At our core, we are emotional beings and we feel our best when we connect with others. Geffen's favorite Rumi poem expresses the importance of sharing in healing. It reads, "That which haunts us will always find a way out; the wound will not heal until given witness; and the shadow that follows us is the way in."

Geffen encourages patients to address loneliness as part of their recovery. "Taking time to reach out and connect with others on the cancer journey -- through support groups, educational programs, and a variety of other means -- is a second, vital step in The Seven Levels of Healing," he says.

"Social isolation is a risk factor for morbidity and mortality from all illnesses," he says. "Connection with others lies at the heart of healing."

Fran Conway, a registered nurse, yoga therapist, and director of complementary care at New York Presbyterian Hospital in the department of urology/oncology, says that many patients don't want to share their feelings with those closest to them. "They don't want to burden their loved ones. They keep a lot of feelings inside. Even though they may be surrounded by people, they feel lonely because they don't have the ability to express it all. They worry about their spouses and how to prepare them."

Family members also feel lonely because they feel they have to be strong for their sick partner. "On the other side of the coin, there is a loneliness in their partner that they can't share," Conway said. "As a nurse, you would be amazed at the things that people tell me. They can tell me, because they feel safe. I'm not their partner and I'm not affected by it."

She encourages patients to go to talk therapy and get support individually and as a couple.

Solo Practices Can Help, Too

Other research shows lonely feelings can be reduced without talking. One small study demonstrated that eight weeks of mindfulness training helped decrease loneliness. Participants in the study practiced mediation exercises at home for 30 minutes each day, along with learning stress reduction techniques.
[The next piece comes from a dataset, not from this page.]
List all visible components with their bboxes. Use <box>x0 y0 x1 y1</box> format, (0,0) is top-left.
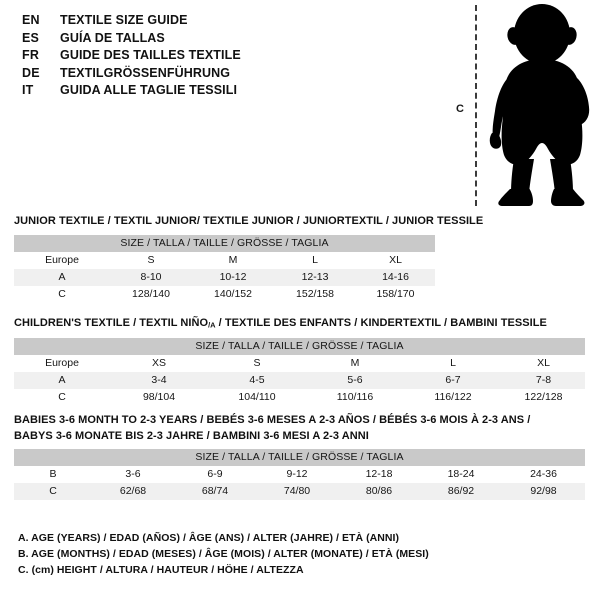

Conway says the physical practice of yoga can be an entry into the emotional realm and learning how to express our feelings. "When you're lonely there's a disconnect. Many people have a feeling that they've done something wrong. Yoga can help them come back to their body and make that friendship with their body again."

While many people may lack the words to describe their experience with cancer, a gentle yoga practice can help patients to breathe and be in touch with all the sensations in their body. Conway says that yoga helps uncovers those layers simply by checking in with the body.

Where to Find Support Today

If you're dealing with cancer or another illness, there are many ways to get the mind-body support you need once you find the courage to ask for help. You can join a group support network (check with your doctor for one near you), find a yoga class, or talk to a trusted friend or therapist who will let you talk openly about your experience and emotions.

If you decide to reach out to family or friends for support, think about what would be most helpful to you during and after treatment. Do you need help with groceries and errands? Do you need support for your children or other family members so you can have some down time? Would you like someone to go with you to appointments? When you reach out it can be helpful to give specific tasks so people know how to support you.

There are a number of online resources available, too. The American Cancer Society offers several options, groups like CancerCare offer phone and online counseling, and Cancer Support Community offers a free online chat and a phone hotline (as well a network of local groups for live support).